The quintet's indifference toward its newfound fame also has earned Pavement the not-so-honorary title of Kings of Slack. Although some of the act's sloppier performances lend credence to this perception, Ibold insists that the reputation is undeserved. "I don't know where that [slacker tag] came from," he says. "It could have come from Steve's lyrics, perhaps. He does tend to say `I don't care' quite a bit in his songs. But I think that's just because it rhymes with a lot of stuff.
"I know that's definitely not the case for me," he continues. "I've had jobs since I was twelve years old. As a matter of fact, I even feel strange being in a band and not working.

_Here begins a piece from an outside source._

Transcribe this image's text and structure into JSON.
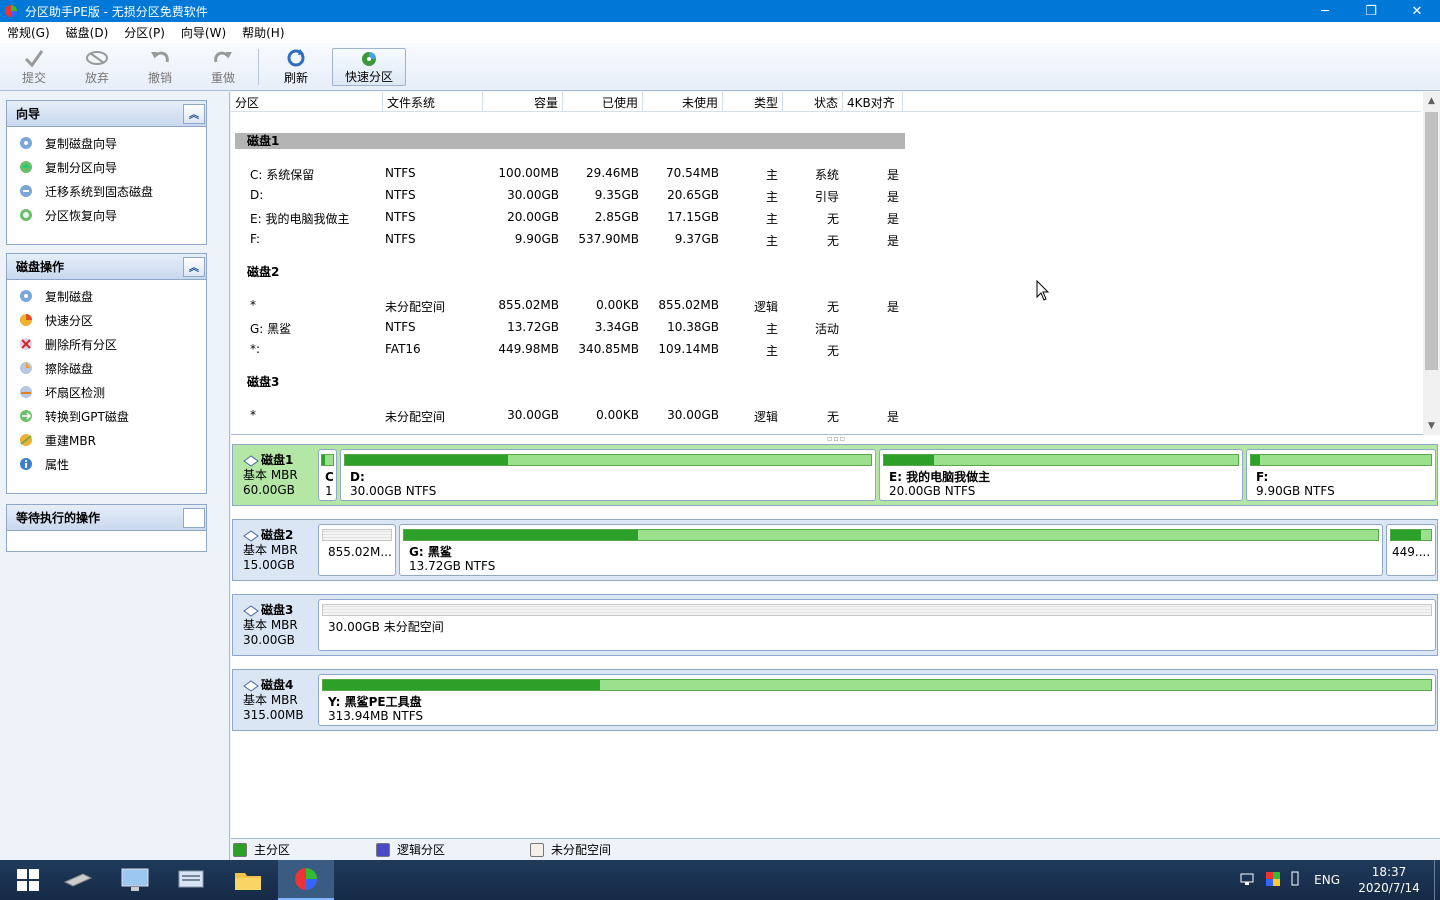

Being a slacker would drive me crazy."
The members of Pavement certainly didn't freeload while making their latest release, Crooked Rain, Crooked Rain, a disc that's every bit as engaging as its forerunner. Like Slanted, the new album features plenty of raw, jangly melodies interlaced with fuzzy guitar squeals and neoexpressionist lyrics. The similarities end there, however. Slanted clipped along at a consistent--albeit quirky--pace, but Rain grasps at extremes: Pure guitar-pop ditties such as "Silence Kit" and "Unfair" stand in direct contrast to the abstract, Mancini-like samples heard on "Gold Soundz 5-4=Unity" and the gritty intensity of "Get the Plane Down." By the same token, the country balladry of "Range Life" is far removed from the off-key crescendos of "Stop Breathin'." Rain's clean, radio-friendly tone suggests that Pavement wouldn't mind winning over a wider range of fans, but the record's more challenging moments are capable of repelling all but the most devoted listeners.

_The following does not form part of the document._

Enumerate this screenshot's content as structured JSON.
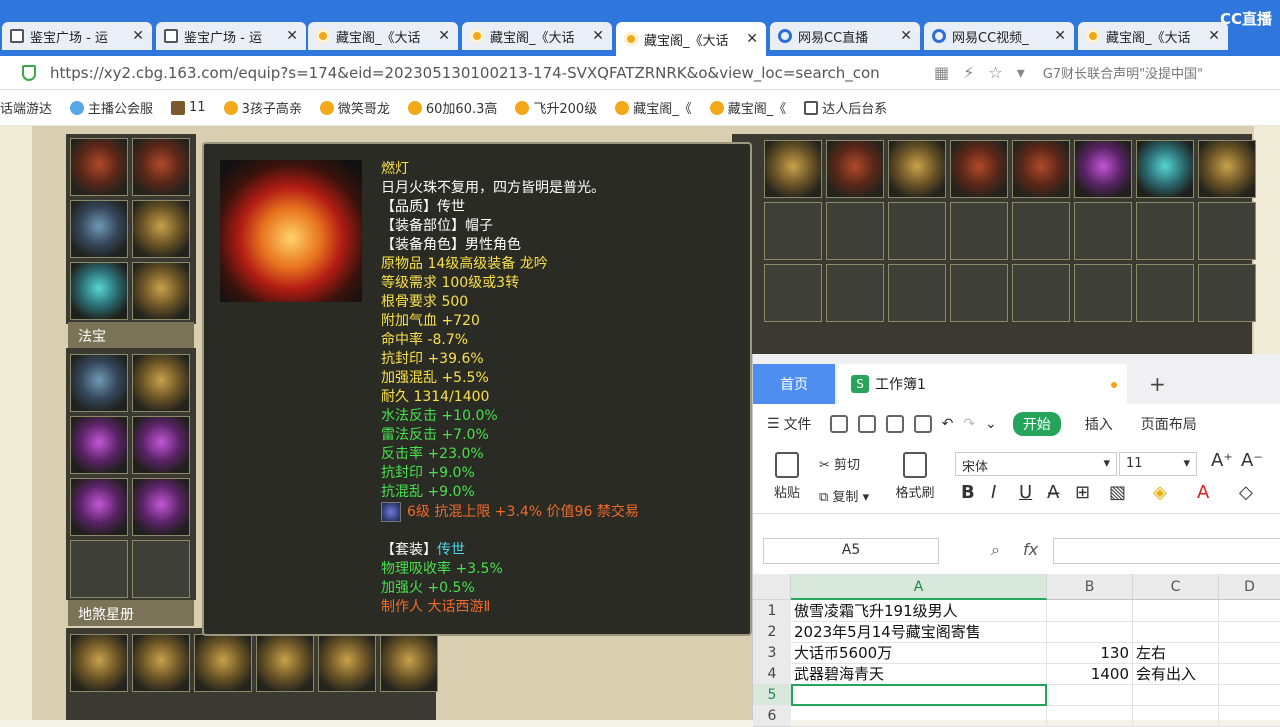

If these rough spots don't exactly constitute ear candy, they haven't overshadowed Rain's commercial potential. The disc's first single, "Cut Your Hair," is currently a fixture on MTV and a good portion of the nation's college radio stations. The song's monumental chorus has even managed to penetrate the mainstream: Earlier this year Pavement made its first appearance on the Tonight Show, where the band shared the limelight with Jay Leno and Drew Barrymore. "Drew became a big fan of the band after seeing us," Ibold boasts.

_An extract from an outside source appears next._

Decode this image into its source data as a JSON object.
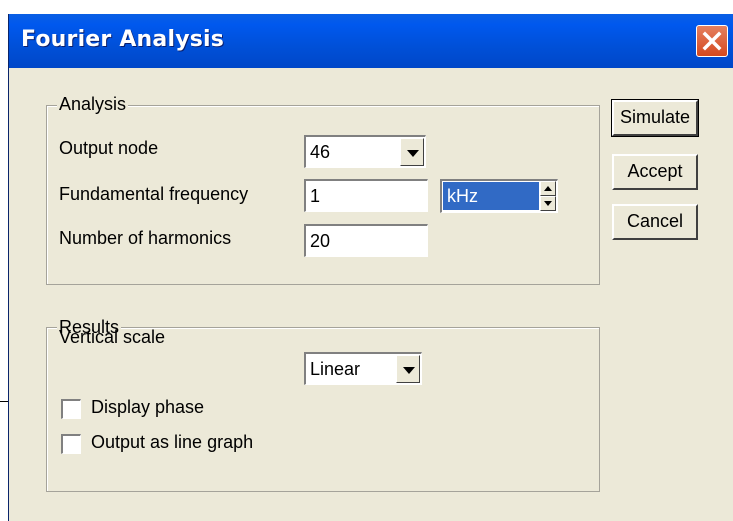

Pavement was also invited to play at this year's Lollapalooza festival--and later uninvited, reportedly because of objections from the festival's headliners, Smashing Pumpkins. According to rumors subsequently denied by their management firm, the Pumpkins were particularly miffed by "Range Life," which includes the lines, "Out on tour with the Smashing Pumpkins/ Nature kids/They don't have no function/I don't understand what they mean/And I could really give a fuck." When asked about the controversy, Ibold says, "I don't know if the Smashing Pumpkins had anything to do with [us not being at Lollapalooza] or not. But I don't know why they'd be offended by the lyrics in that song, anyway. They were just the band that was on the covers of the magazines the week we recorded that song. I mean, it could have been anyone. We'll take a poke at anybody."